The Tensor Cores in the Volta-based Tesla V100 are essentially mixed-precision FP16/FP32 cores, which Nvidia has optimized for deep learning applications.

The new mixed-precision cores can deliver up to 120 Tensor TFLOPS for both training and inference applications. According to Nvidia, V100’s Tensor Cores can provide 12x the performance of FP32 operations on the previous P100 accelerator, as well as 6x the performance of P100’s FP16 operations. The Tesla V100 comes with 640 Tensor Cores (eight for each SM).

In the image below, Nvidia is showing how for a matrix-matrix multiplication, commonly used in the training of neural networks, the V100 can be more than 9x faster compared to the Pascal-based P100 GPU.

Tesla V100 Tensor Cores and CUDA 9 deliver up to 9x higher performance for GEMM operations

The company said that this result is due to the custom crafting of the Tensor Cores and their data paths to maximize their floating point performance with a minimal increase in power consumption.

Each Tensor Core performs 64 floating point FMA mixed-precision operations per clock (FP16 multiply and FP32 accumulate). A group of eight Tensor Cores in an SM perform a total of 1024 floating point operations per clock.

According to the GPU maker, this is an 8x increase in throughput per SM in Volta, compared to the Pascal architecture. In total, with Volta’s other performance improvements, the V100 GPU can be up to 12x faster for deep learning compared to the P100 GPU.

Developers will be able to program the Tensor Cores directly or make use of V100’s support for popular machine learning frameworks such as Tensorflow, Caffe2, MXNet, and others.

Rise Of The Specialized Machine Learning Chip

In a recent paper, Google revealed that its TPU can be up to 30x faster than a GPU for inference (the TPU can’t do training of neural networks). As the main provider of chips for machine learning applications, Nvidia took some issue with that, arguing that some of its existing inference chips were already highly competitive to the TPU.

Nvidia’s case wasn’t that strong, though, considering that it was comparing its chips only for sub-10ms latency (a less important metric for Google in the data center). Nvidia also ignored the power consumption and cost metrics when it made the comparisons.

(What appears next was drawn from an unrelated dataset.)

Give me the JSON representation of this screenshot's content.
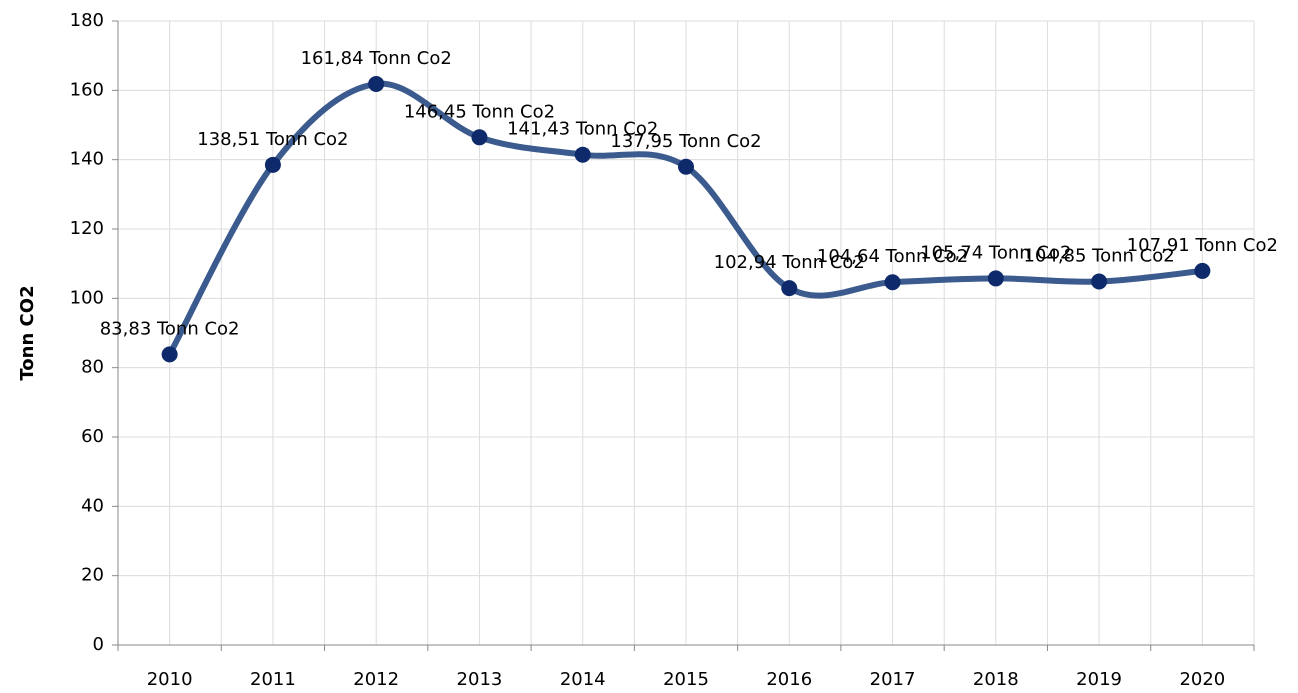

Nevertheless, Google's TPU was probably not even the biggest threat to Nvidia’s machine learning business, considering that for now, at least, Google doesn’t intend to sell it, although the company may increasingly use the TPUs more internally.

A bigger threat to Nvidia may be other companies that develop and sell specialized machine learning chips with better performance/watt and cost metrics than a typical GPU can offer to other customers. Even more worrisome for Nvidia could be the fact that Intel has been snapping up all the more interesting ones.

Therefore, until now, it looked as if Nvidia could start to fall behind in this race due to the company’s focus on GPUs. However, with the announcement of the “Tensor Cores,” Nvidia may have made it more difficult for others to beat it in this market (at least for now).